Le plan de vigilance devrait comporter des mesures de vigilance dites raisonnables, permettant d’identifier et de prévenir un certain nombre de risques : les atteintes aux droits de l’homme et aux libertés fondamentales, les dommages corporels ou environnementaux graves, les risques sanitaires ou encore la corruption.

Les activités non seulement de la société mais également des sociétés qu’elle contrôle, de ses sous-traitants et de ses fournisseurs seraient concernées. En cas de non-respect de cette obligation de vigilance, la justice, saisie par toute personne ayant un intérêt à agir, pourrait enjoindre l’entreprise à se conformer aux exigences de la loi. Ce texte permettrait d’exiger des grandes entreprises, en tout cas de celles qui ne l’auraient pas déjà volontairement fait, des actions concrètes de vigilance. Il permettrait aussi de mettre en valeur les comportements les plus vertueux en matière de RSE.

Je tiens à souligner que le texte contient déjà des éléments apportant un bon niveau de sécurité juridique et de prévisibilité aux entreprises. C’est le fruit du travail technique approfondi réalisé par le rapporteur, Dominique Potier, que je salue ici et que je remercie pour la qualité des échanges qu’il a eus avec le Gouvernement et toutes les parties prenantes.

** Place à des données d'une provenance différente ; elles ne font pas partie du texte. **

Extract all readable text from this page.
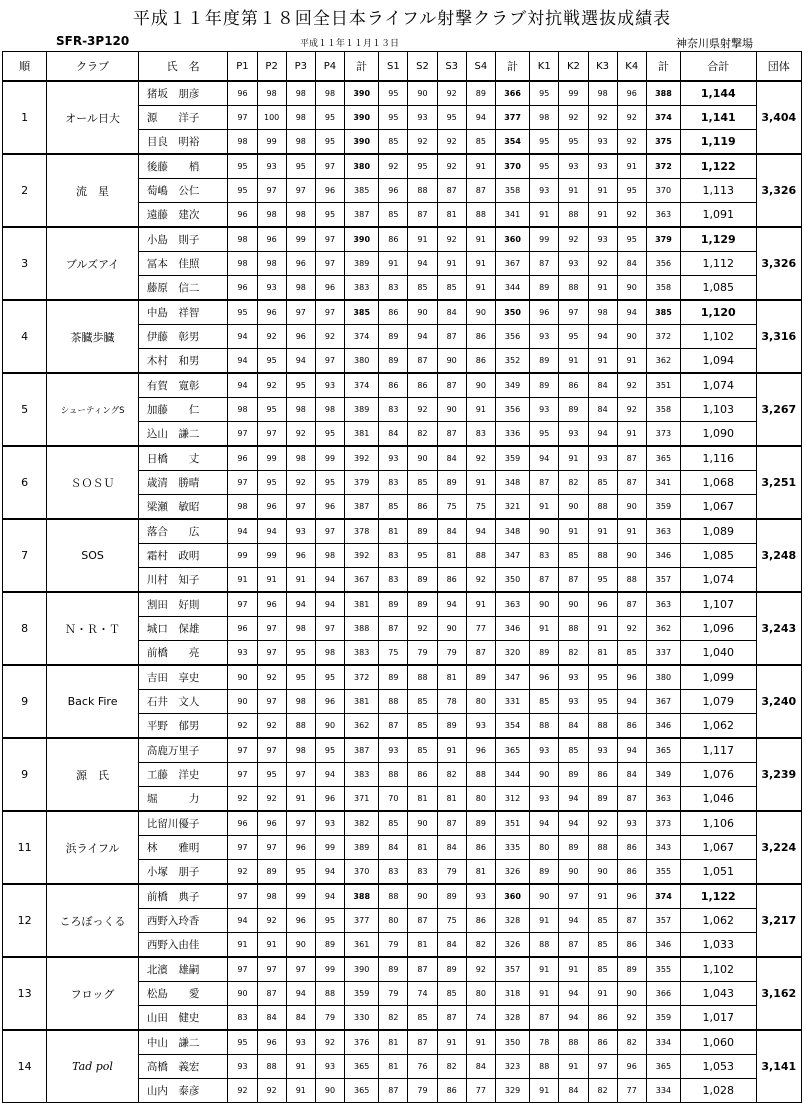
平成１１年度第１８回全日本ライフル射撃クラブ対抗戦選抜成績表
SFR-3P120	平成１１年１１月１３日	神奈川県射撃場
順	クラブ	氏　名	P1	P2	P3	P4	計	S1	S2	S3	S4	計	K1	K2	K3	K4	計	合計	団体
1	オール日大	猪坂　朋彦	96	98	98	98	390	95	90	92	89	366	95	99	98	96	388	1,144	3,404
		源　　洋子	97	100	98	95	390	95	93	95	94	377	98	92	92	92	374	1,141	
		目良　明裕	98	99	98	95	390	85	92	92	85	354	95	95	93	92	375	1,119	
2	流　星	後藤　　梢	95	93	95	97	380	92	95	92	91	370	95	93	93	91	372	1,122	3,326
		萄嶋　公仁	95	97	97	96	385	96	88	87	87	358	93	91	91	95	370	1,113	
		遠藤　建次	96	98	98	95	387	85	87	81	88	341	91	88	91	92	363	1,091	
3	ブルズアイ	小島　則子	98	96	99	97	390	86	91	92	91	360	99	92	93	95	379	1,129	3,326
		冨本　佳照	98	98	96	97	389	91	94	91	91	367	87	93	92	84	356	1,112	
		藤原　信二	96	93	98	96	383	83	85	85	91	344	89	88	91	90	358	1,085	
4	茶臓歩臓	中島　祥智	95	96	97	97	385	86	90	84	90	350	96	97	98	94	385	1,120	3,316
		伊藤　彰男	94	92	96	92	374	89	94	87	86	356	93	95	94	90	372	1,102	
		木村　和男	94	95	94	97	380	89	87	90	86	352	89	91	91	91	362	1,094	
5	シューティングS	有賀　寛彰	94	92	95	93	374	86	86	87	90	349	89	86	84	92	351	1,074	3,267
		加藤　　仁	98	95	98	98	389	83	92	90	91	356	93	89	84	92	358	1,103	
		込山　謙二	97	97	92	95	381	84	82	87	83	336	95	93	94	91	373	1,090	
6	ＳＯＳＵ	日橋　　丈	96	99	98	99	392	93	90	84	92	359	94	91	93	87	365	1,116	3,251
		歳清　勝晴	97	95	92	95	379	83	85	89	91	348	87	82	85	87	341	1,068	
		梁瀬　敏昭	98	96	97	96	387	85	86	75	75	321	91	90	88	90	359	1,067	
7	SOS	落合　　広	94	94	93	97	378	81	89	84	94	348	90	91	91	91	363	1,089	3,248
		霜村　政明	99	99	96	98	392	83	95	81	88	347	83	85	88	90	346	1,085	
		川村　知子	91	91	91	94	367	83	89	86	92	350	87	87	95	88	357	1,074	
8	Ｎ・Ｒ・Ｔ	割田　好則	97	96	94	94	381	89	89	94	91	363	90	90	96	87	363	1,107	3,243
		城口　保雄	96	97	98	97	388	87	92	90	77	346	91	88	91	92	362	1,096	
		前橋　　亮	93	97	95	98	383	75	79	79	87	320	89	82	81	85	337	1,040	
9	Back Fire	吉田　享史	90	92	95	95	372	89	88	81	89	347	96	93	95	96	380	1,099	3,240
		石井　文人	90	97	98	96	381	88	85	78	80	331	85	93	95	94	367	1,079	
		平野　郁男	92	92	88	90	362	87	85	89	93	354	88	84	88	86	346	1,062	
9	源　氏	高鹿万里子	97	97	98	95	387	93	85	91	96	365	93	85	93	94	365	1,117	3,239
		工藤　洋史	97	95	97	94	383	88	86	82	88	344	90	89	86	84	349	1,076	
		堀　　　力	92	92	91	96	371	70	81	81	80	312	93	94	89	87	363	1,046	
11	浜ライフル	比留川優子	96	96	97	93	382	85	90	87	89	351	94	94	92	93	373	1,106	3,224
		林　　雅明	97	97	96	99	389	84	81	84	86	335	80	89	88	86	343	1,067	
		小塚　朋子	92	89	95	94	370	83	83	79	81	326	89	90	90	86	355	1,051	
12	ころぼっくる	前橋　典子	97	98	99	94	388	88	90	89	93	360	90	97	91	96	374	1,122	3,217
		西野入玲香	94	92	96	95	377	80	87	75	86	328	91	94	85	87	357	1,062	
		西野入由佳	91	91	90	89	361	79	81	84	82	326	88	87	85	86	346	1,033	
13	フロッグ	北濱　雄嗣	97	97	97	99	390	89	87	89	92	357	91	91	85	89	355	1,102	3,162
		松島　　愛	90	87	94	88	359	79	74	85	80	318	91	94	91	90	366	1,043	
		山田　健史	83	84	84	79	330	82	85	87	74	328	87	94	86	92	359	1,017	
14	Tad pol	中山　謙二	95	96	93	92	376	81	87	91	91	350	78	88	86	82	334	1,060	3,141
		高橋　義宏	93	88	91	93	365	81	76	82	84	323	88	91	97	96	365	1,053	
		山内　泰彦	92	92	91	90	365	87	79	86	77	329	91	84	82	77	334	1,028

D’une part, les modalités du plan de vigilance mentionné à l’article 1er seront précisées par décret en Conseil d’État, ce qui permettra de définir précisément les obligations auxquelles seront soumises les entreprises entrant dans le champ de la loi. D’autre part, le régime de responsabilité prévu à l’article 2 est clair et déjà connu des entreprises. En particulier, il exclut toute présomption de faute ou inversion de la charge de la preuve. La démarche poursuivie par cette proposition de loi est en effet avant tout celle du renforcement de démarches préventives.

Mesdames et messieurs les députés, ce texte constitue ainsi une avancée, à la fois ambitieuse et raisonnée, pour que la France continue de progresser sur le chemin de la responsabilité sociétale des entreprises, sans nuire à leur compétitivité. Ce qui se joue, c’est finalement notre conception de la mondialisation. Il faut placer en son sein le respect des principes fondamentaux du travail et interroger le rôle de chacun : les entreprises en tant que donneurs d’ordres, les citoyens en tant que consommateurs. Chacun est le garant de la régulation mondiale et du développement durable de notre économie.